My first three chapters elaborate how literary discourses have transformed raw sensuous experience into culturally meaningful qualities of queer sexual life: in Villette, Charlotte Brontë uses untranslated French as a defamiliarizing cue for Anglophone readers to interpret feminine levity as a sign of homoerotic availability; Virginia Woolf reveals the queer practices in British, and markedly white, forms of linguistic eccentricity; and the editorial excision of “delight” from Djuna Barnes’s Nightwood illuminates the allure of cruising in the novel’s nocturnal demimonde. 
The final two chapters situate these case studies within their broader literary-historical contexts by analyzing the work of textual interpretation within sexual subcultures. While it is accepted that the idea of Sappho came to index same-sex desire in the Victorian period, my work reveals that writers like Algernon Charles Swinburne, Michael Field, and Vernon Lee in fact used intertextual signaling around Sappho to celebrate trans possibilities. A few decades later, Marcel Proust echoed these literary practices and their investment in gender variance in À la recherche du temps perdu, where he stages textual interpretation as the foundation for subcultural intimacies across genders. Bridging sexuality and trans studies, Intimate Reading contends that the literary field not only made queer subjective experience culturally available but also cultivated historical sexual subcultures with relations to gender that are more elastic than previously appreciated. 
Peer-Reviewed Articles
‘Crushed’: Monique Wittig, Djuna Barnes, and Mistranslating Lesbian Writing,” in “Monique Wittig: Sex, Literature and Politics,” ed. William M. Burton, Ilana Eloit, and Benoît Loiseau, special issue, L’Esprit Créateur 65, no. 2 (Summer 2025)
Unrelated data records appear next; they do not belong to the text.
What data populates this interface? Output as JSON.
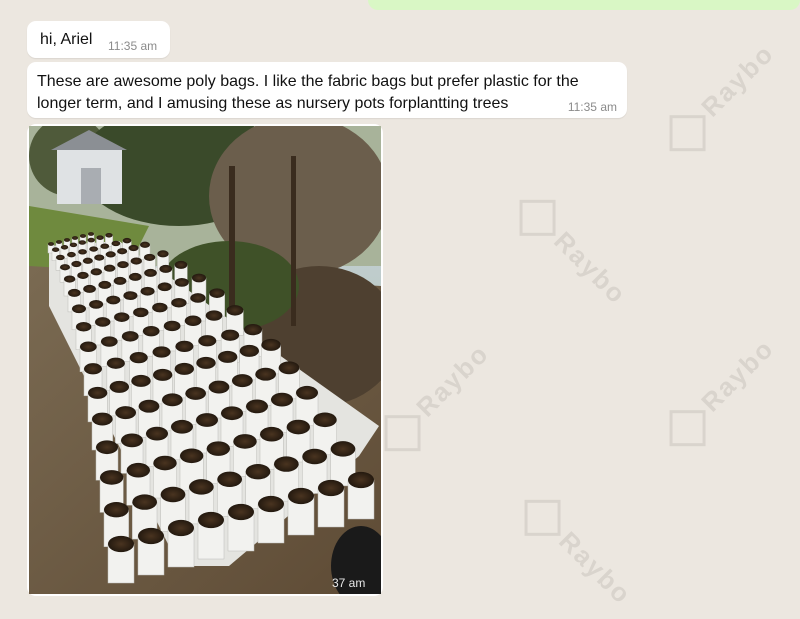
{
  "watermark": "Raybo",
  "messages": [
    {
      "text": "hi, Ariel",
      "time": "11:35 am"
    },
    {
      "text": "These are awesome poly bags. I like the fabric bags but prefer plastic for the longer term, and I amusing these as nursery pots forplantting trees",
      "time": "11:35 am"
    }
  ],
  "image_message": {
    "time_partial": "37 am"
  },
  "colors": {
    "background": "#ece7e0",
    "bubble_in": "#ffffff",
    "bubble_out": "#d9f7c5",
    "timestamp": "#8b8b8b"
  }
}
Trans Sapphism,” Victorian Studies 66, no. 1 (Autumn 2023)
Editorial Work
With Margaret Speer, I guest-edited the summer 2023 issue of Nineteenth-Century Gender Studies, “Writing Aslant: Voicing across Genders in Nineteenth-Century Literature.” Find our introduction here.
From 2020–25, I worked with Representations as editorial assistant (2020–21, 2025) and proofreader (2022–24). I also edited the virtual issue “Unfixing Gender Studies.”